Prim's Algorithm
Prim's algorithm, also known as DJP algorithm, Jarník's algorithm, Prim–Jarník algorithm or Prim–Dijkstra algorithm, is a greedy algorithm that finds a minimum spanning tree for a weighted undirected graph. This means it finds a subset of the edges that forms a tree that includes every vertex, where the total weight of all the edges in the tree is minimized. The algorithm operates by building this tree one vertex at a time, from an arbitrary starting vertex, at each step adding the cheapest possible connection from the tree to another vertex.
Private Shared Function MinKey(key As Integer(), [set] As Boolean(), verticesCount As Integer) As Integer
Dim min As Integer = Integer.MaxValue, minIndex As Integer = 0
For v As Integer = 0 To verticesCount - 1
If [set](v) = False AndAlso key(v) < min Then
min = key(v)
minIndex = v
End If
Next
Return minIndex
End Function
Private Shared Sub Print(parent As Integer(), graph As Integer(,), verticesCount As Integer)
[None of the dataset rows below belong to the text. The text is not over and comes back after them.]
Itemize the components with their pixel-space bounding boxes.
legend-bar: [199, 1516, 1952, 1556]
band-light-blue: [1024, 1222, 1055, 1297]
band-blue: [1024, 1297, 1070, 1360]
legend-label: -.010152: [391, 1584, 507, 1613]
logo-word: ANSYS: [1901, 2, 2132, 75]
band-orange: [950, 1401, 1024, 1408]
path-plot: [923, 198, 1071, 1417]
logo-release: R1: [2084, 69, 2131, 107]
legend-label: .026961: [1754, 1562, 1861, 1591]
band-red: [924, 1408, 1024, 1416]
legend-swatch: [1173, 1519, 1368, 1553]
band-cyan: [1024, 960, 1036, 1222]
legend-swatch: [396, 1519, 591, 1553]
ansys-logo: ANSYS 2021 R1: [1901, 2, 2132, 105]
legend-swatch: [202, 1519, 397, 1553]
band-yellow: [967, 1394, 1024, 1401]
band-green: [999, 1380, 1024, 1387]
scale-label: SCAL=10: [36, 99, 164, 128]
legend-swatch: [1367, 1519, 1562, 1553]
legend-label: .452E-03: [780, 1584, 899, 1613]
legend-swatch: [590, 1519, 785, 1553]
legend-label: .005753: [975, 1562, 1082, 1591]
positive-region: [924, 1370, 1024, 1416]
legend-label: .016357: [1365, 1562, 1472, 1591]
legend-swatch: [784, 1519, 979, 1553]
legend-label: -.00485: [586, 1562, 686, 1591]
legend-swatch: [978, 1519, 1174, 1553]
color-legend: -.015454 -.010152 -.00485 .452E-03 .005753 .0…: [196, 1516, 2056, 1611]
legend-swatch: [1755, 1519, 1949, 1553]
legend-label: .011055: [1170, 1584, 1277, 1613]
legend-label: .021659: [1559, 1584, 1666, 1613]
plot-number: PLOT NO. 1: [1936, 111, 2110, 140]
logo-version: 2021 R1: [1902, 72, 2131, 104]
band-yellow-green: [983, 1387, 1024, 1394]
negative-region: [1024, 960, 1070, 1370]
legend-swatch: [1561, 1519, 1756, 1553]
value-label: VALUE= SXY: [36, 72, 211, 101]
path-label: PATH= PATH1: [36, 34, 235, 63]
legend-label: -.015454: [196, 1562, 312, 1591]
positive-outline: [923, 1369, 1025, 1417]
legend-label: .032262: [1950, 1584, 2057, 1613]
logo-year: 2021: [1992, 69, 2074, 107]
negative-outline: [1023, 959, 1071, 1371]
Console.WriteLine("Edge Weight")
For i As Integer = 1 To verticesCount - 1
Console.WriteLine("{0} - {1} {2}", parent(i), i, graph(i, parent(i)))
Next
End Sub
Public Shared Sub Prim(graph As Integer(,), verticesCount As Integer)
Dim parent As Integer() = New Integer(verticesCount - 1) {}
Dim key As Integer() = New Integer(verticesCount - 1) {}
Dim mstSet As Boolean() = New Boolean(verticesCount - 1) {}
For i As Integer = 0 To verticesCount - 1
key(i) = Integer.MaxValue
mstSet(i) = False
Next
key(0) = 0
parent(0) = -1
For count As Integer = 0 To verticesCount - 2
Dim u As Integer = MinKey(key, mstSet, verticesCount)
mstSet(u) = True
For v As Integer = 0 To verticesCount - 1
If Convert.ToBoolean(graph(u, v)) AndAlso mstSet(v) = False AndAlso graph(u, v) < key(v) Then
parent(v) = u
key(v) = graph(u, v)
End If
Next
Next
Print(parent, graph, verticesCount)
End Sub
Example
Dim graph As Integer(,) = {{0, 2, 0, 6, 0}, {2, 0, 3, 8, 5}, {0, 3, 0, 0, 7}, {6, 8, 0, 0, 9}, {0, 5, 7, 9, 0}}
Prim(graph, 5)
Output
Edge Weight
0 - 1 2
1 - 2 3
0 - 3 6
1 - 4 5